UFC president Dana White says he has seen the same situation play out before in combat sports and believes testing best is left to the government agencies that have a protocol in place.
“This has happened in the past with other fighters saying let’s agree to do this or that,” White said. “You’re never going to have two guys who are fighting each other agree over the terms of this stuff. That’s why you have a commission come in and handle that and test and regulate all of those things.”
St. Pierre was fairly diplomatic about the situation Thursday.
“I’m disappointed. I’m a man of my word. I said I would do it, and I did. I’ve been accused in the past, and I wanted to show (I’m clean),” St. Pierre said. “I’m disappointed it turned into a negative thing.”
The issues will become moot when St. Pierre, who has won 11 straight fights, and Hendricks, who has won six in a row, step into the cage to fight for the belt St.

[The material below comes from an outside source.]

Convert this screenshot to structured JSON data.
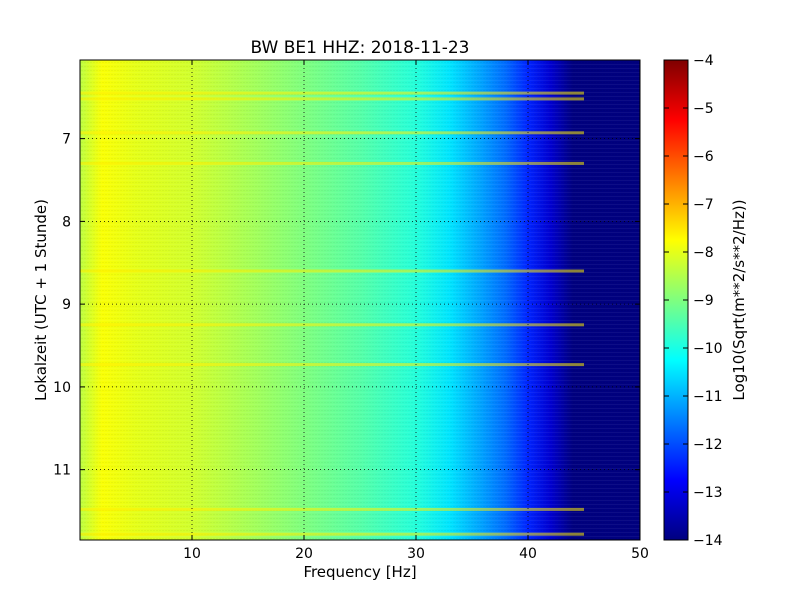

Pierre has held since winning it in 2008 for the second time.
Hendricks, whose left hand is one of the sport’s most feared weapons, is ready to take out his frustrations on St. Pierre.
“Oh, yeah, it gives me a lot of motivation,” Hendricks said. “He’s trying to play mind games. He’s trying to get me angry. The only thing is, it’s going to make me hit him that much harder. I can’t wait to freaking deck the crap out of him. I want his eyes to roll back in his head. That’s my goal.”
Hendricks backed off the statement a bit, saying that’s always how he feels before a fight. Still, it’s clear he wants to win the title convincingly. He is accustomed to winning. He won three state wrestling titles in high school and two national wrestling titles at Oklahoma State.
The 30-year-old father of three daughters takes umbrage to the talk of St. Pierre’s dominance.
“I don’t worry about Georges St. Pierre,” Hendricks said. “All you guys gave him the ‘hasn’t been beaten but once in the last six years’ label. Guess what, neither have I. I’m 15-1. You guys say he’s the most amazing fighter ever, which he has been. But has he fought me? All that stuff is in the past.”
Light heavyweight Chael Sonnen, who works as an analyst on UFC broadcasts and will fight Rashad Evans on the card, believes Hendricks provides a tough test for the champion.
“It’s the hardest fight Georges has ever had,” Sonnen said. “But it’s also by far the hardest fight Johny’s ever had. I’ve followed his career because I’m a wrestler. He’s a winner. Johny Hendricks has won everything he’s ever entered since he was 10 years old. He doesn’t know how to lose.”
Either Hendricks or St. Pierre will see his winning streak end Saturday. Then the commission will test them.